徒然草・第6段 わが身のやんごとなからんにも

わが身の やんごとなからんにも
わが身が、高貴であろうような場合でも

 

まして 数ならざらんにも
ましてや、物の数に入らぬ身分である場合も

 

子という物 なくてありなん
子供というものは、いないに越したことはない

 

前中書王 九条太政大臣 花園左大臣
醍醐天皇の皇子・兼明親王藤原伊通(これみち)、源有仁(ありひと)

 

みな族絶えん事を 願いたまえり
いずれも一族が絶えることを、願われた

 

染殿大臣も「子孫おはせぬぞ よく侍る
藤原良房(よしふさ)も「子孫がおられぬのは、よいことです

 

末のおくれ給へるは わろき事なり」とぞ
子孫が劣っているのは、みっともないこと」と

 

世継の翁の物語には言える
「世継の翁の物語」(大鏡のこと)に記されている

 

聖徳太子の 御墓(みはか)をかねて築かせ給いける時も
聖徳太子が、生前に自らの墓を造らせた時も

 

「ここを切れ かしこを断て
「ここを切り、あそこを断って、墓を小さくせよ

 

子孫あらせじと思うなり」と 侍りけるとかや
子孫を絶えさせようと思う」と、申されたとか

 

徒然草 第6段 了>

 


【おまけ】
子孫が絶えることを願うのは、現代人の感覚とはかなり異なります。

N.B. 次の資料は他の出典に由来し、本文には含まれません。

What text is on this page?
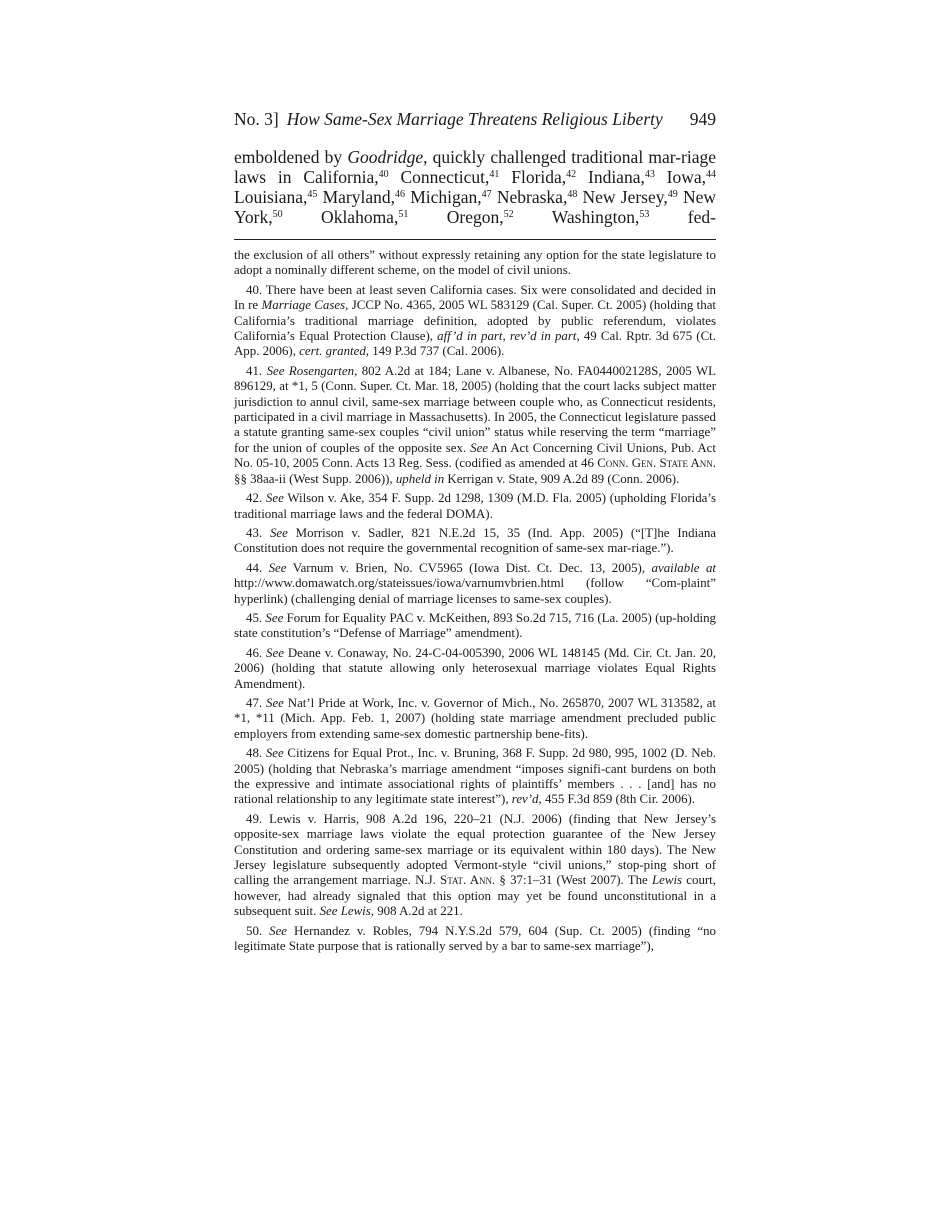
No. 3] How Same-Sex Marriage Threatens Religious Liberty	949
emboldened by Goodridge, quickly challenged traditional mar-riage laws in California,$^{40}$ Connecticut,$^{41}$ Florida,$^{42}$ Indiana,$^{43}$ Iowa,$^{44}$ Louisiana,$^{45}$ Maryland,$^{46}$ Michigan,$^{47}$ Nebraska,$^{48}$ New Jersey,$^{49}$ New York,$^{50}$ Oklahoma,$^{51}$ Oregon,$^{52}$ Washington,$^{53}$ fed-

the exclusion of all others” without expressly retaining any option for the state legislature to adopt a nominally different scheme, on the model of civil unions.

40. There have been at least seven California cases. Six were consolidated and decided in In re Marriage Cases, JCCP No. 4365, 2005 WL 583129 (Cal. Super. Ct. 2005) (holding that California’s traditional marriage definition, adopted by public referendum, violates California’s Equal Protection Clause), aff’d in part, rev’d in part, 49 Cal. Rptr. 3d 675 (Ct. App. 2006), cert. granted, 149 P.3d 737 (Cal. 2006).

41. See Rosengarten, 802 A.2d at 184; Lane v. Albanese, No. FA044002128S, 2005 WL 896129, at *1, 5 (Conn. Super. Ct. Mar. 18, 2005) (holding that the court lacks subject matter jurisdiction to annul civil, same-sex marriage between couple who, as Connecticut residents, participated in a civil marriage in Massachusetts). In 2005, the Connecticut legislature passed a statute granting same-sex couples “civil union” status while reserving the term “marriage” for the union of couples of the opposite sex. See An Act Concerning Civil Unions, Pub. Act No. 05-10, 2005 Conn. Acts 13 Reg. Sess. (codified as amended at 46 Conn. Gen. State Ann. §§ 38aa-ii (West Supp. 2006)), upheld in Kerrigan v. State, 909 A.2d 89 (Conn. 2006).

42. See Wilson v. Ake, 354 F. Supp. 2d 1298, 1309 (M.D. Fla. 2005) (upholding Florida’s traditional marriage laws and the federal DOMA).

43. See Morrison v. Sadler, 821 N.E.2d 15, 35 (Ind. App. 2005) (“[T]he Indiana Constitution does not require the governmental recognition of same-sex mar-riage.”).

44. See Varnum v. Brien, No. CV5965 (Iowa Dist. Ct. Dec. 13, 2005), available at http://www.domawatch.org/stateissues/iowa/varnumvbrien.html (follow “Com-plaint” hyperlink) (challenging denial of marriage licenses to same-sex couples).

45. See Forum for Equality PAC v. McKeithen, 893 So.2d 715, 716 (La. 2005) (up-holding state constitution’s “Defense of Marriage” amendment).

46. See Deane v. Conaway, No. 24-C-04-005390, 2006 WL 148145 (Md. Cir. Ct. Jan. 20, 2006) (holding that statute allowing only heterosexual marriage violates Equal Rights Amendment).

47. See Nat’l Pride at Work, Inc. v. Governor of Mich., No. 265870, 2007 WL 313582, at *1, *11 (Mich. App. Feb. 1, 2007) (holding state marriage amendment precluded public employers from extending same-sex domestic partnership bene-fits).

48. See Citizens for Equal Prot., Inc. v. Bruning, 368 F. Supp. 2d 980, 995, 1002 (D. Neb. 2005) (holding that Nebraska’s marriage amendment “imposes signifi-cant burdens on both the expressive and intimate associational rights of plaintiffs’ members . . . [and] has no rational relationship to any legitimate state interest”), rev’d, 455 F.3d 859 (8th Cir. 2006).

49. Lewis v. Harris, 908 A.2d 196, 220–21 (N.J. 2006) (finding that New Jersey’s opposite-sex marriage laws violate the equal protection guarantee of the New Jersey Constitution and ordering same-sex marriage or its equivalent within 180 days). The New Jersey legislature subsequently adopted Vermont-style “civil unions,” stop-ping short of calling the arrangement marriage. N.J. Stat. Ann. § 37:1–31 (West 2007). The Lewis court, however, had already signaled that this option may yet be found unconstitutional in a subsequent suit. See Lewis, 908 A.2d at 221.

50. See Hernandez v. Robles, 794 N.Y.S.2d 579, 604 (Sup. Ct. 2005) (finding “no legitimate State purpose that is rationally served by a bar to same-sex marriage”),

ここに登場するような当時の政治家たちは、陰謀や冤罪によって失脚したり、命を落とすことも珍しくありませんでした。

歴史に名を残すような人物であればあるほど、自分の子供や孫の代になって、一族が謀略や裏切りによって衰退の憂き目に合ったり、汚名を着せられることを恐れたのかもしれません。